Все вокруг засмеялись. Тоже мелочь, но цвет в фильме в 1905-м — это ручная работа. В прямом смысле слова: пленку берут и кадр за кадром ручками раскрашивают в нужные цвета. Сложно. Но оно того стоит — последний штрих явно добавил эмоций, и пусть этот мини-фильм не нес какого-то особого смысла или драмы, но люди уходили воодушевленными.

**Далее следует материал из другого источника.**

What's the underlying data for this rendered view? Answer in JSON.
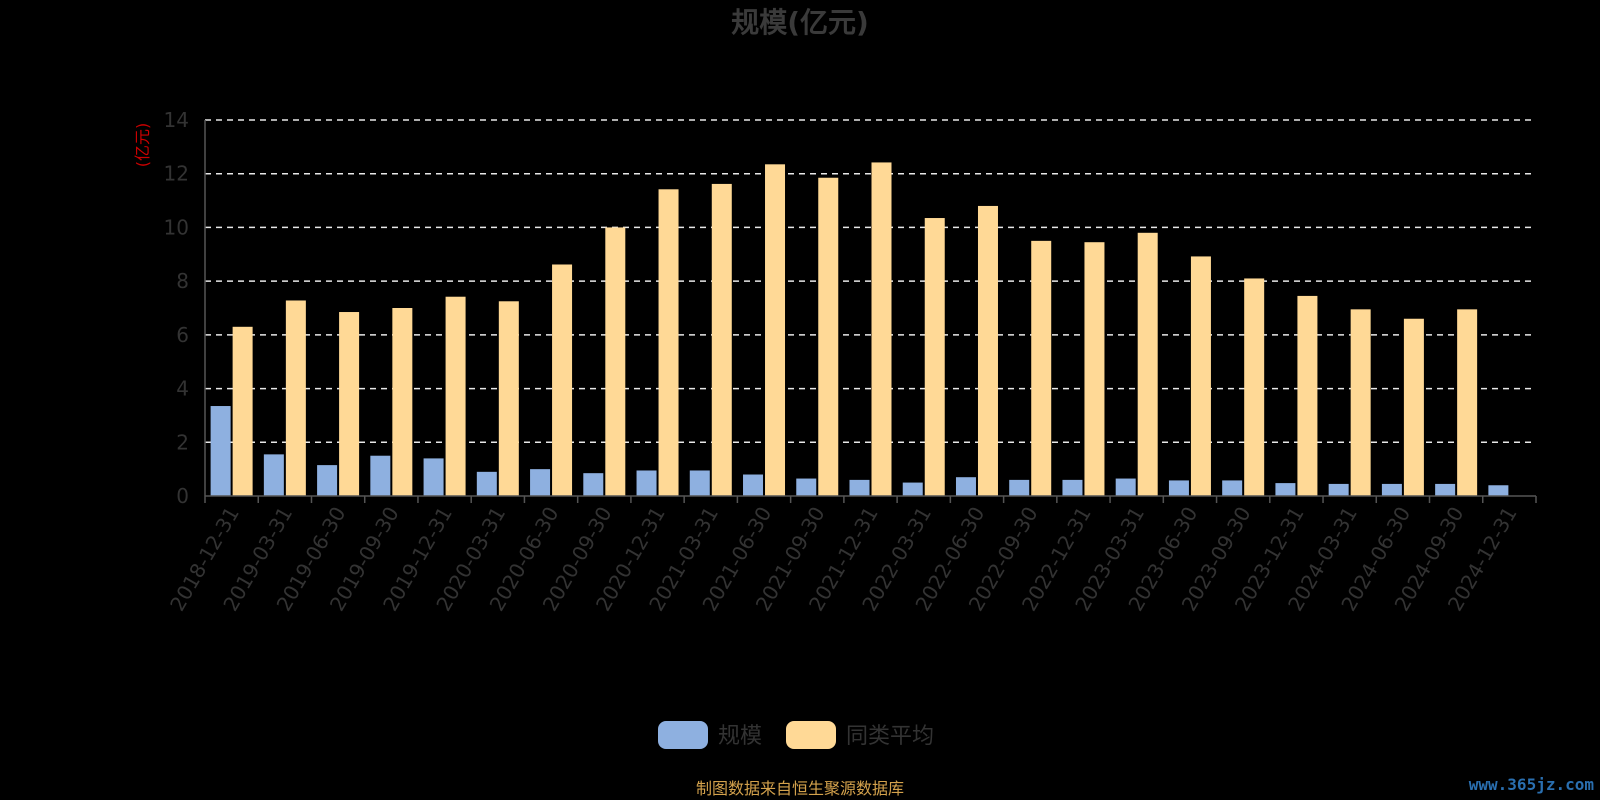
{
  "chart_data": {
    "type": "bar",
    "title": "规模(亿元)",
    "ylabel": "(亿元)",
    "xlabel": "",
    "ylim": [
      0,
      14
    ],
    "yticks": [
      "0",
      "2",
      "4",
      "6",
      "8",
      "10",
      "12",
      "14"
    ],
    "grid": true,
    "legend_position": "bottom",
    "categories": [
      "2018-12-31",
      "2019-03-31",
      "2019-06-30",
      "2019-09-30",
      "2019-12-31",
      "2020-03-31",
      "2020-06-30",
      "2020-09-30",
      "2020-12-31",
      "2021-03-31",
      "2021-06-30",
      "2021-09-30",
      "2021-12-31",
      "2022-03-31",
      "2022-06-30",
      "2022-09-30",
      "2022-12-31",
      "2023-03-31",
      "2023-06-30",
      "2023-09-30",
      "2023-12-31",
      "2024-03-31",
      "2024-06-30",
      "2024-09-30",
      "2024-12-31"
    ],
    "series": [
      {
        "name": "规模",
        "color": "#8eb0e0",
        "values": [
          3.35,
          1.55,
          1.15,
          1.5,
          1.4,
          0.9,
          1.0,
          0.85,
          0.95,
          0.95,
          0.8,
          0.65,
          0.6,
          0.5,
          0.7,
          0.6,
          0.6,
          0.65,
          0.58,
          0.58,
          0.48,
          0.45,
          0.45,
          0.45,
          0.4
        ]
      },
      {
        "name": "同类平均",
        "color": "#ffd996",
        "values": [
          6.3,
          7.28,
          6.85,
          7.0,
          7.42,
          7.25,
          8.62,
          10.0,
          11.42,
          11.62,
          12.35,
          11.85,
          12.42,
          10.35,
          10.8,
          9.5,
          9.45,
          9.8,
          8.92,
          8.1,
          7.45,
          6.95,
          6.6,
          6.95,
          null
        ]
      }
    ]
  },
  "footer": {
    "source": "制图数据来自恒生聚源数据库",
    "watermark": "www.365jz.com"
  }
}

Солдаты и офицеры, словно на время забыв про погоны, дружно шли и обсуждали фильм. Броневик в чужих городах — и они представляли в красках, как это скоро должно случиться на самом деле. Не выматывающие тренировки, не десятки тысяч врагов, подступающих к Новому Орлеану. Всего один фильм, не самый умный, не самый сложный, но в 1905 году даже этого хватило, чтобы тронуть людей за самое сердце. Чтобы они поверили в себя, в нас, в будущую победу.
Хорошо-то как.
* * *
И когда все стало настолько плохо?
Теодор Рузвельт-младший ходил из стороны в сторону, словно пойманный в клетку дикий зверь. А ведь еще недавно он считал, что это вторжение не такая уж и проблема. Что его даже можно использовать, чтобы взять власть недрогнувшей рукой и сделать Северо-Американские Штаты еще сильнее. Он ведь на самом деле любил свою родину, но, кажется, именно при нем ее ждет чуть ли не самое суровое испытание в ее истории.

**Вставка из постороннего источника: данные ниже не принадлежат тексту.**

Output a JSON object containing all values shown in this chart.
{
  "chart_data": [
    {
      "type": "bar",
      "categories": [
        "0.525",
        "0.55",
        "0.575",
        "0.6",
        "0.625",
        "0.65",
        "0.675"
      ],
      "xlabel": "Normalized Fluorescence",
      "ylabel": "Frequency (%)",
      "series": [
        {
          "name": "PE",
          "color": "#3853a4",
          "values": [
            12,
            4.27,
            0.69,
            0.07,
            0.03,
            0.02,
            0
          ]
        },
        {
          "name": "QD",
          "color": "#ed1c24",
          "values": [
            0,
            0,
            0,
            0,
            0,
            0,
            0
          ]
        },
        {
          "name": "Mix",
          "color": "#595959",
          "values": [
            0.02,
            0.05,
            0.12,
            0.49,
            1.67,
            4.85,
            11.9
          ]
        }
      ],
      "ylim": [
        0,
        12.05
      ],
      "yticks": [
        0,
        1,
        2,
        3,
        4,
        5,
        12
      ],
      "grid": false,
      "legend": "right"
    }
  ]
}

Чертовы европейцы, чертовы торгаши и чертовы вояки. Первые делают вид, что будто бы без всякого злого умысла усиливают свой контингент рядом с его домом! И ведь не ответишь — еще с ними воевать не хватало. По крайней мере пока. Приходится улыбаться, понимающе кивать и делать вид, что веришь в безумные объяснения об усилении обороны собственных территорий и потоке бандитов, согнанных с привычных мест мобилизацией и погромами. Чушь.
— Чушь! — рявкнул Рузвельт вслух, схватил со стола бокал, но не стал пить, а постарался сжать его изо всех сил. Чтобы сломать, разрушить, уничтожить хоть что-то…
Не получилось. Он пришел в еще большую ярость и швырнул бокал в стену. Мельчайшие осколки и капли полетели во все стороны, забрызгав лежащую на столе папку с принесенными ему на подпись документами. Много заумных слов, за которыми скрывалась суровая правда жизни. Спонсоры партии и прочие дельцы, готовые давать деньги на войну, хотели гарантий. И принять в их качестве они готовы были только власть.
Сотни законов и актов, которые развяжут им руки в отношениях с рабочими, придавят конкурентов — фактически любое решение правительства станет для корпораций не обязательным к исполнению, если будет нарушать их свободы. В каком-то смысле они по-своему копировали английский «Билль о правах» 1689 года, только ограничивающий не монарха, а само государство, ставящий деньги выше закона.
Все это придется подписать, но… Однажды придет и их время.
И когда же Першинг раздавит эту гадину Конфедерацию⁈ Ему собрали столько солдат, столько пушек, столько техники, а он не спешит. Рузвельт даже пару раз лично писал своему генералу и торопил, но тот упирался, несмотря на их добрые отношения. Уверял, что в случае оплошности и спешки Макаров сможет обойти их фланги, и даже сотни тысяч солдат не смогут ничего изменить.
— Надеюсь, вы с хорошими новостями? — Рузвельт услышал шаги и повернулся к заглянувшему в кабинет Уильяму Тафту. Военный министр был бледен от недостатка сна в последние месяцы, но как будто пободрее, чем обычно.
— Если вы про наступление, то у Нового Орлеана пока не удалось добиться прорыва, однако… Русские решили сами попробовать прорвать наши ряды. Учитывая, что им это не удалось, когда они были свежи и полны сил, сейчас это выглядит уже как жест отчаяния. В штабе почти все считают, что это агония. Генерал Макартур просит подкреплений, чтобы бросить их в ответную атаку, как только русские выдохнутся…
Рузвельт сначала слушал министра, заражаясь от него энтузиазмом, но потом его зацепили последние слова.